MethaneSat and Carbon Mapper could give governments and industry new ways to find methane emissions — and determine the value of stopping them.

Jeff St. John
Jeff St. John
9 min read
New satellites can mitigate methane’s outsize impact on climate change

Methane is a key driver of climate change, with 80 times the global warming impact of carbon dioxide over a 20-year period. But methane only lingers in the atmosphere for about nine years, compared to a century for CO2.

That means reducing methane emissions from oil and gas wells and pipelines, livestock operations, landfills and other sources around the world will have an outsize impact on reducing global warming. This fact is driving a major push from climate activists and governments, and even from within the oil and gas industry, to find ways to cut them as deeply and as quickly as possible.

“This is a big lever on an incredibly important thing we can do in the near term to really reduce the damages of climate change,” Steven Hamburg, chief scientist at the Environmental Defense Fund, said in an interview last week. “We can reduce the rate of warming by 30 percent by addressing these methane emissions.”

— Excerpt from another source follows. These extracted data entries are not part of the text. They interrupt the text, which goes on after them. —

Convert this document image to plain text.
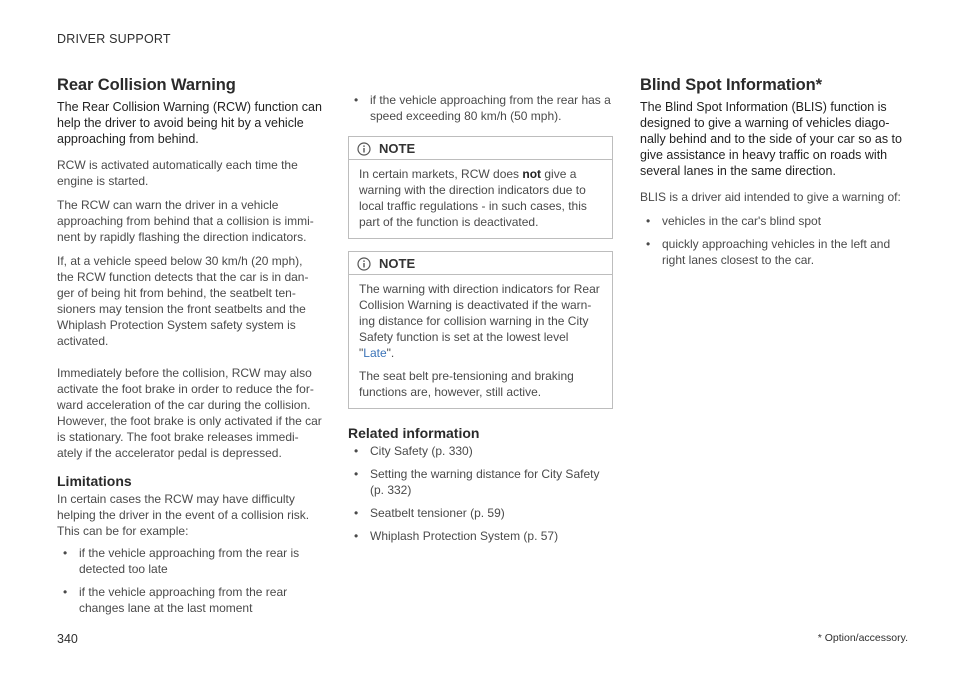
DRIVER SUPPORT
Rear Collision Warning

The Rear Collision Warning (RCW) function can help the driver to avoid being hit by a vehicle approaching from behind.

RCW is activated automatically each time the engine is started.

The RCW can warn the driver in a vehicle approaching from behind that a collision is immi-nent by rapidly flashing the direction indicators.

If, at a vehicle speed below 30 km/h (20 mph), the RCW function detects that the car is in dan-ger of being hit from behind, the seatbelt ten-sioners may tension the front seatbelts and the Whiplash Protection System safety system is activated.

Immediately before the collision, RCW may also activate the foot brake in order to reduce the for-ward acceleration of the car during the collision. However, the foot brake is only activated if the car is stationary. The foot brake releases immedi-ately if the accelerator pedal is depressed.

Limitations

In certain cases the RCW may have difficulty helping the driver in the event of a collision risk. This can be for example:

• if the vehicle approaching from the rear is detected too late
• if the vehicle approaching from the rear changes lane at the last moment
• if the vehicle approaching from the rear has a speed exceeding 80 km/h (50 mph).
NOTE

In certain markets, RCW does not give a warning with the direction indicators due to local traffic regulations - in such cases, this part of the function is deactivated.

NOTE

The warning with direction indicators for Rear Collision Warning is deactivated if the warn-ing distance for collision warning in the City Safety function is set at the lowest level "Late".

The seat belt pre-tensioning and braking functions are, however, still active.

Related information
• City Safety (p. 330)
• Setting the warning distance for City Safety (p. 332)
• Seatbelt tensioner (p. 59)
• Whiplash Protection System (p. 57)
Blind Spot Information*

The Blind Spot Information (BLIS) function is designed to give a warning of vehicles diago-nally behind and to the side of your car so as to give assistance in heavy traffic on roads with several lanes in the same direction.

BLIS is a driver aid intended to give a warning of:

• vehicles in the car's blind spot
• quickly approaching vehicles in the left and right lanes closest to the car.
340	* Option/accessory.
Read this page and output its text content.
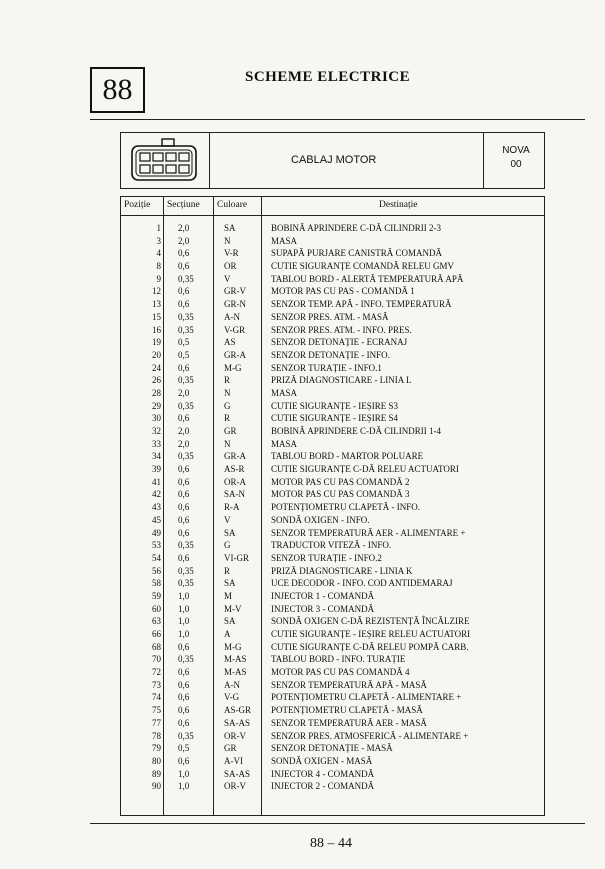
88	SCHEME ELECTRICE
CABLAJ MOTOR
NOVA
00
Poziție Secțiune Culoare	Destinație
1 2,0	SA	BOBINĂ APRINDERE C-DĂ CILINDRII 2-3
3 2,0	N	MASA
4 0,6	V-R	SUPAPĂ PURJARE CANISTRĂ COMANDĂ
8 0,6	OR	CUTIE SIGURANȚE COMANDĂ RELEU GMV
9 0,35	V	TABLOU BORD - ALERTĂ TEMPERATURĂ APĂ
12 0,6	GR-V	MOTOR PAS CU PAS - COMANDĂ 1
13 0,6	GR-N	SENZOR TEMP. APĂ - INFO. TEMPERATURĂ
15 0,35	A-N	SENZOR PRES. ATM. - MASĂ
16 0,35	V-GR	SENZOR PRES. ATM. - INFO. PRES.
19 0,5	AS	SENZOR DETONAȚIE - ECRANAJ
20 0,5	GR-A	SENZOR DETONAȚIE - INFO.
24 0,6	M-G	SENZOR TURAȚIE - INFO.1
26 0,35	R	PRIZĂ DIAGNOSTICARE - LINIA L
28 2,0	N	MASA
29 0,35	G	CUTIE SIGURANȚE - IEȘIRE S3
30 0,6	R	CUTIE SIGURANȚE - IEȘIRE S4
32 2,0	GR	BOBINĂ APRINDERE C-DĂ CILINDRII 1-4
33 2,0	N	MASA
34 0,35	GR-A	TABLOU BORD - MARTOR POLUARE
39 0,6	AS-R	CUTIE SIGURANȚE C-DĂ RELEU ACTUATORI
41 0,6	OR-A	MOTOR PAS CU PAS COMANDĂ 2
42 0,6	SA-N	MOTOR PAS CU PAS COMANDĂ 3
43 0,6	R-A	POTENȚIOMETRU CLAPETĂ - INFO.
45 0,6	V	SONDĂ OXIGEN - INFO.
49 0,6	SA	SENZOR TEMPERATURĂ AER - ALIMENTARE +
53 0,35	G	TRADUCTOR VITEZĂ - INFO.
54 0,6	VI-GR SENZOR TURAȚIE - INFO.2
56 0,35	R	PRIZĂ DIAGNOSTICARE - LINIA K
58 0,35	SA	UCE DECODOR - INFO. COD ANTIDEMARAJ
59 1,0	M	INJECTOR 1 - COMANDĂ
60 1,0	M-V	INJECTOR 3 - COMANDĂ
63 1,0	SA	SONDĂ OXIGEN C-DĂ REZISTENȚĂ ÎNCĂLZIRE
66 1,0	A	CUTIE SIGURANȚE - IEȘIRE RELEU ACTUATORI
68 0,6	M-G	CUTIE SIGURANȚE C-DĂ RELEU POMPĂ CARB.
70 0,35	M-AS	TABLOU BORD - INFO. TURAȚIE
72 0,6	M-AS	MOTOR PAS CU PAS COMANDĂ 4
73 0,6	A-N	SENZOR TEMPERATURĂ APĂ - MASĂ
74 0,6	V-G	POTENȚIOMETRU CLAPETĂ - ALIMENTARE +
75 0,6	AS-GR POTENȚIOMETRU CLAPETĂ - MASĂ
77 0,6	SA-AS SENZOR TEMPERATURĂ AER - MASĂ
78 0,35	OR-V	SENZOR PRES. ATMOSFERICĂ - ALIMENTARE +
79 0,5	GR	SENZOR DETONAȚIE - MASĂ
80 0,6	A-VI	SONDĂ OXIGEN - MASĂ
89 1,0	SA-AS INJECTOR 4 - COMANDĂ
90 1,0	OR-V	INJECTOR 2 - COMANDĂ
88 – 44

Discovering, measuring and pinpointing the sources of “fugitive” emissions of an odorless and colorless greenhouse gas that drifts with the wind is notoriously difficult, however. Gaining access to better data will be critical to developing policies that can levy fines or order preventative measures on emitters — or to accurately determine how much to pay for actions that cut emissions by a measurable amount.

That’s why long-time methane trackers like Hamburg are excited by the possibilities of two separate efforts to launch satellites that can scan the globe for methane emissions at a scope and level of detail not possible before, and to share their data with the public.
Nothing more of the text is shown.